Product orgs spend a lot of time debating whether to build something — should we build this feature? Will it improve our metrics? Will users want this? They desrisk through testing: put a version out, measure against a control, let the result decide. But very little time is spent discussing the execution of the idea.
I’ll share an example. At a previous company we were focused on reducing inbound call volume to our customer support center. We developed a hypothesis that if we indicated to users that call wait time was high and encouraged them to login instead, users would self-service and thus reduce calls. Straightforward concept and seems reasonable.

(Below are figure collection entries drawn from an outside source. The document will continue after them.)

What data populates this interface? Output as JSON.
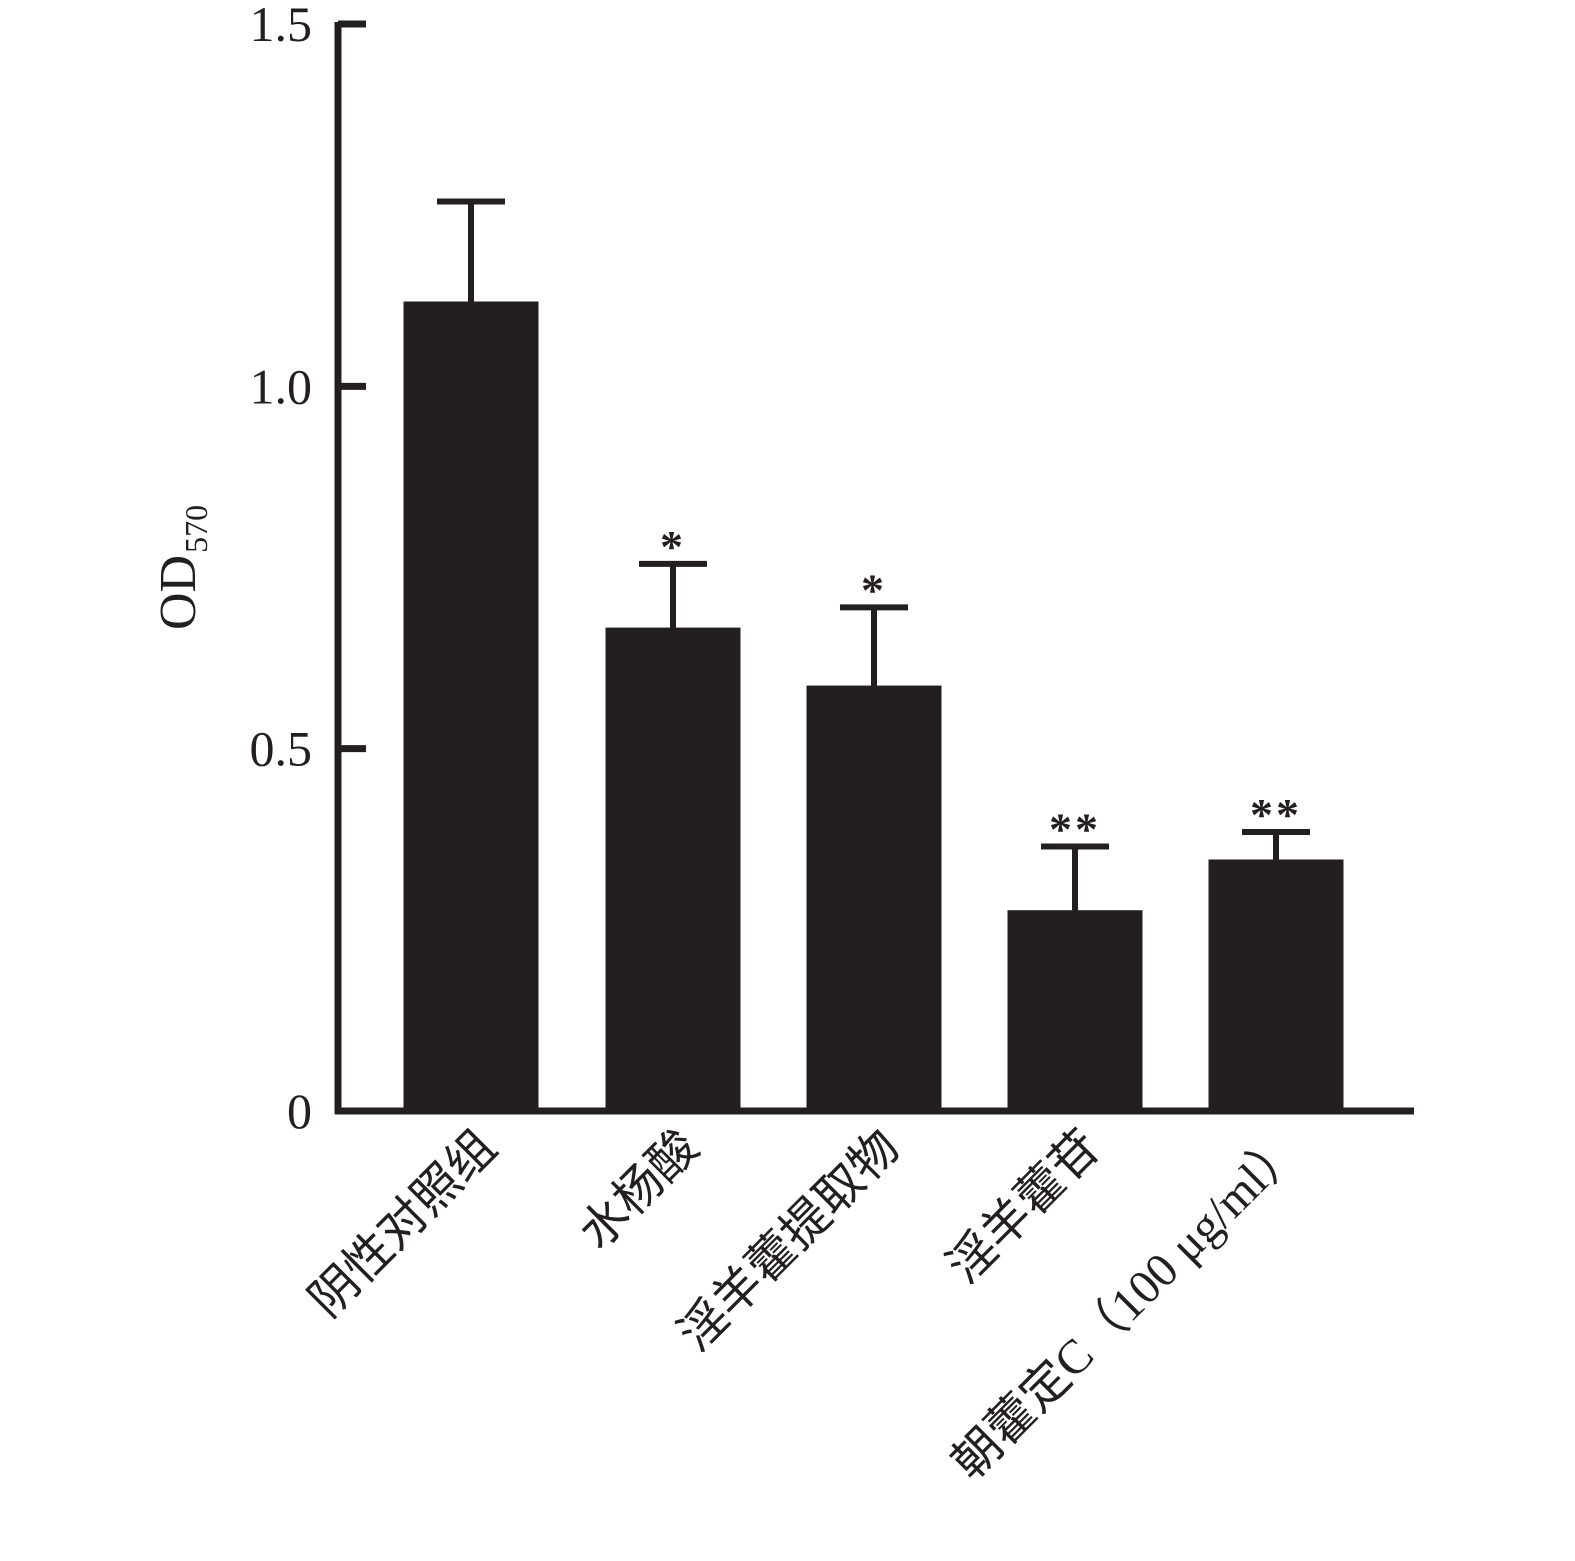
{
  "chart_data": {
    "type": "bar",
    "title": "",
    "xlabel": "",
    "ylabel": "OD",
    "ylabel_subscript": "570",
    "ylim": [
      0,
      1.5
    ],
    "yticks": [
      {
        "value": 0,
        "label": "0"
      },
      {
        "value": 0.5,
        "label": "0.5"
      },
      {
        "value": 1.0,
        "label": "1.0"
      },
      {
        "value": 1.5,
        "label": "1.5"
      }
    ],
    "categories": [
      "阴性对照组",
      "水杨酸",
      "淫羊藿提取物",
      "淫羊藿苷",
      "朝藿定C（100 μg/ml）"
    ],
    "values": [
      1.115,
      0.665,
      0.585,
      0.275,
      0.345
    ],
    "errors": [
      0.14,
      0.09,
      0.11,
      0.09,
      0.04
    ],
    "significance": [
      "",
      "*",
      "*",
      "**",
      "**"
    ],
    "bar_color": "#231f20",
    "grid": false,
    "legend": "none"
  }
}
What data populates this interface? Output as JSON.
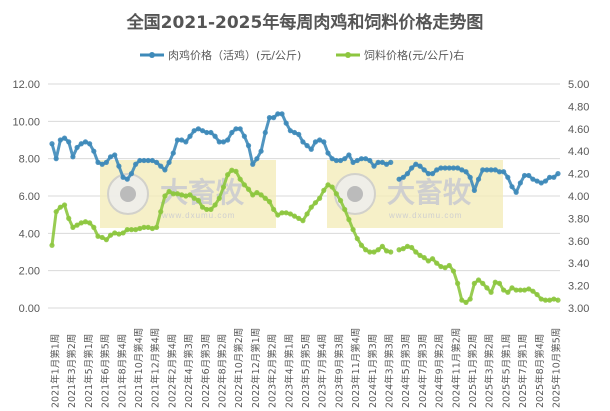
{
  "chart_data": {
    "type": "line",
    "title": "全国2021-2025年每周肉鸡和饲料价格走势图",
    "x_tick_labels": [
      "2021年1月第1周",
      "2021年3月第2周",
      "2021年5月第1周",
      "2021年6月第5周",
      "2021年8月第4周",
      "2021年10月第4周",
      "2021年12月第4周",
      "2022年2月第4周",
      "2022年4月第3周",
      "2022年6月第3周",
      "2022年8月第2周",
      "2022年10月第2周",
      "2022年12月第1周",
      "2023年2月第2周",
      "2023年4月第1周",
      "2023年5月第5周",
      "2023年7月第4周",
      "2023年9月第3周",
      "2023年11月第4周",
      "2024年1月第3周",
      "2024年3月第3周",
      "2024年5月第3周",
      "2024年7月第3周",
      "2024年9月第2周",
      "2024年11月第2周",
      "2025年1月第2周",
      "2025年3月第2周",
      "2025年5月第1周",
      "2025年7月第1周",
      "2025年8月第4周",
      "2025年10月第5周"
    ],
    "y_left": {
      "min": 0,
      "max": 12,
      "step": 2,
      "tick_decimals": 2
    },
    "y_right": {
      "min": 3,
      "max": 5,
      "step": 0.2,
      "tick_decimals": 2
    },
    "grid": true,
    "legend_position": "top",
    "series": [
      {
        "name": "肉鸡价格（活鸡）(元/公斤)",
        "axis": "left",
        "color": "#3E8AB9",
        "values": [
          8.8,
          8.0,
          9.0,
          9.1,
          8.9,
          8.1,
          8.6,
          8.8,
          8.9,
          8.8,
          8.4,
          7.8,
          7.7,
          7.8,
          8.1,
          8.2,
          7.6,
          7.0,
          6.9,
          7.2,
          7.7,
          7.9,
          7.9,
          7.9,
          7.9,
          7.8,
          7.6,
          7.4,
          7.8,
          8.3,
          9.0,
          9.0,
          8.9,
          9.2,
          9.5,
          9.6,
          9.5,
          9.4,
          9.4,
          9.2,
          8.9,
          8.9,
          9.0,
          9.4,
          9.6,
          9.6,
          9.2,
          8.7,
          7.7,
          8.0,
          8.4,
          9.4,
          10.2,
          10.2,
          10.4,
          10.4,
          9.9,
          9.5,
          9.4,
          9.3,
          8.9,
          8.7,
          8.5,
          8.9,
          9.0,
          8.9,
          8.3,
          8.0,
          7.9,
          7.9,
          8.0,
          8.2,
          7.8,
          7.9,
          8.0,
          8.0,
          7.9,
          7.6,
          7.8,
          7.8,
          7.7,
          7.8,
          null,
          6.9,
          7.0,
          7.2,
          7.5,
          7.7,
          7.6,
          7.4,
          7.2,
          7.2,
          7.4,
          7.5,
          7.5,
          7.5,
          7.5,
          7.5,
          7.4,
          7.3,
          7.0,
          6.3,
          6.9,
          7.4,
          7.4,
          7.4,
          7.4,
          7.3,
          7.3,
          7.0,
          6.5,
          6.2,
          6.7,
          7.1,
          7.1,
          6.9,
          6.8,
          6.7,
          6.8,
          7.0,
          7.0,
          7.2
        ]
      },
      {
        "name": "饲料价格(元/公斤)右",
        "axis": "right",
        "color": "#8DC63F",
        "values": [
          3.56,
          3.86,
          3.9,
          3.92,
          3.8,
          3.72,
          3.74,
          3.76,
          3.77,
          3.76,
          3.72,
          3.64,
          3.63,
          3.61,
          3.65,
          3.67,
          3.66,
          3.67,
          3.7,
          3.7,
          3.7,
          3.71,
          3.72,
          3.72,
          3.71,
          3.72,
          3.86,
          4.0,
          4.04,
          4.02,
          4.02,
          4.01,
          4.0,
          4.01,
          3.98,
          3.96,
          3.9,
          3.88,
          3.88,
          3.92,
          3.98,
          4.08,
          4.19,
          4.23,
          4.22,
          4.15,
          4.1,
          4.06,
          4.01,
          4.03,
          4.01,
          3.98,
          3.95,
          3.88,
          3.83,
          3.85,
          3.85,
          3.84,
          3.82,
          3.8,
          3.78,
          3.84,
          3.9,
          3.94,
          3.98,
          4.05,
          4.1,
          4.08,
          4.02,
          3.96,
          3.88,
          3.79,
          3.7,
          3.62,
          3.56,
          3.52,
          3.5,
          3.5,
          3.52,
          3.55,
          3.51,
          3.5,
          null,
          3.52,
          3.53,
          3.55,
          3.54,
          3.5,
          3.47,
          3.45,
          3.42,
          3.44,
          3.4,
          3.37,
          3.36,
          3.38,
          3.33,
          3.22,
          3.07,
          3.05,
          3.08,
          3.22,
          3.25,
          3.22,
          3.18,
          3.14,
          3.23,
          3.22,
          3.16,
          3.14,
          3.18,
          3.16,
          3.16,
          3.16,
          3.17,
          3.15,
          3.12,
          3.08,
          3.07,
          3.07,
          3.08,
          3.07
        ]
      }
    ]
  },
  "watermark": {
    "logo_text": "大畜牧",
    "url_text": "www.dxumu.com",
    "box_color": "#F3EBB5"
  }
}
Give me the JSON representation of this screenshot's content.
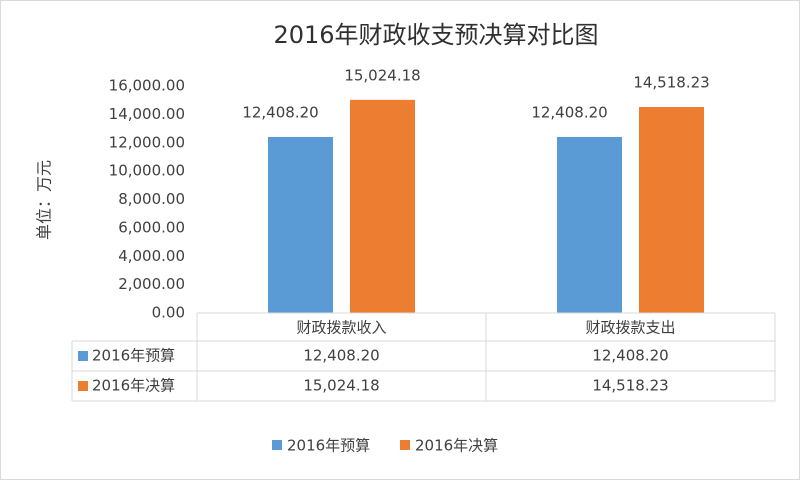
{
  "chart_data": {
    "type": "bar",
    "title": "2016年财政收支预决算对比图",
    "y_label": "单位：万元",
    "categories": [
      "财政拨款收入",
      "财政拨款支出"
    ],
    "series": [
      {
        "name": "2016年预算",
        "color": "#5b9bd5",
        "values": [
          12408.2,
          12408.2
        ],
        "value_labels": [
          "12,408.20",
          "12,408.20"
        ]
      },
      {
        "name": "2016年决算",
        "color": "#ed7d31",
        "values": [
          15024.18,
          14518.23
        ],
        "value_labels": [
          "15,024.18",
          "14,518.23"
        ]
      }
    ],
    "ylim": [
      0,
      16000
    ],
    "yticks": [
      {
        "value": 0,
        "label": "0.00"
      },
      {
        "value": 2000,
        "label": "2,000.00"
      },
      {
        "value": 4000,
        "label": "4,000.00"
      },
      {
        "value": 6000,
        "label": "6,000.00"
      },
      {
        "value": 8000,
        "label": "8,000.00"
      },
      {
        "value": 10000,
        "label": "10,000.00"
      },
      {
        "value": 12000,
        "label": "12,000.00"
      },
      {
        "value": 14000,
        "label": "14,000.00"
      },
      {
        "value": 16000,
        "label": "16,000.00"
      }
    ],
    "grid": false,
    "legend": "bottom"
  }
}
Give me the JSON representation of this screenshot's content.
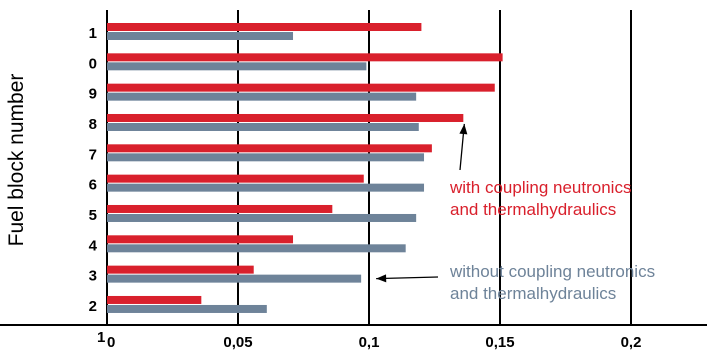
{
  "chart_data": {
    "type": "bar",
    "orientation": "horizontal",
    "title": "",
    "ylabel": "Fuel block number",
    "xlabel": "",
    "xlim": [
      0,
      0.2
    ],
    "xticks": [
      0,
      0.05,
      0.1,
      0.15,
      0.2
    ],
    "xtick_labels": [
      "0",
      "0,05",
      "0,1",
      "0,15",
      "0,2"
    ],
    "x_origin_extra_label": "1",
    "categories": [
      "1",
      "0",
      "9",
      "8",
      "7",
      "6",
      "5",
      "4",
      "3",
      "2"
    ],
    "series": [
      {
        "name": "with coupling neutronics and thermalhydraulics",
        "color": "#d9202c",
        "values": [
          0.12,
          0.151,
          0.148,
          0.136,
          0.124,
          0.098,
          0.086,
          0.071,
          0.056,
          0.036
        ]
      },
      {
        "name": "without coupling neutronics and thermalhydraulics",
        "color": "#6e8399",
        "values": [
          0.071,
          0.099,
          0.118,
          0.119,
          0.121,
          0.121,
          0.118,
          0.114,
          0.097,
          0.061
        ]
      }
    ],
    "grid": {
      "x": true,
      "y": false
    },
    "annotations": [
      {
        "series": 0,
        "lines": [
          "with coupling neutronics",
          "and thermalhydraulics"
        ],
        "color": "#d9202c",
        "arrow_to_category": "8"
      },
      {
        "series": 1,
        "lines": [
          "without coupling neutronics",
          "and thermalhydraulics"
        ],
        "color": "#6e8399",
        "arrow_to_category": "3"
      }
    ]
  }
}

We ran an A/B test where we placed a small banner at the top of the page that conveyed this message: “We are currently experiencing higher-than-usual call volume. For fastest help, log into your account.”
The test failed. I don’t remember the exact percentages, but I’m sure the difference was small, miniscule. What the results were indicating was: the version of the site that had the warning banner resulted in MORE calls than the version that did not have the banner. Product determined this was a bad idea and chose not to proceed.
But this conclusion doesn’t seem to make sense. A message warning users of a longer wait time drove users to call more? This is not how people behave (and yes, as someone who’s been designing user experiences for decades, I’m aware that people are not always, or rarely logical in their actions).
I would argue the problem with our test was the execution of the idea and not the idea itself. The banner in the test was at the very top of the page, and had a compact vertical height. The font was smaller than our default text and the background didn’t contrast strongly with the background color of the page, meaning it didn’t stand out. The banner was at the very top of the page, above every other element and so very much out of the way. I posit that we did not deploy an effective test of the idea.
I’d like to see product teams spend more time considering the scope of a test that fails: “did we execute this idea well enough to represent the idea?” A/B testing is an important tool in product development, but treating results as purely binary can create false confidence. A weak execution of a good idea can kill something that might actually be worth pursuing.
What level of execution are you bringing to the concepts you want to test and launch?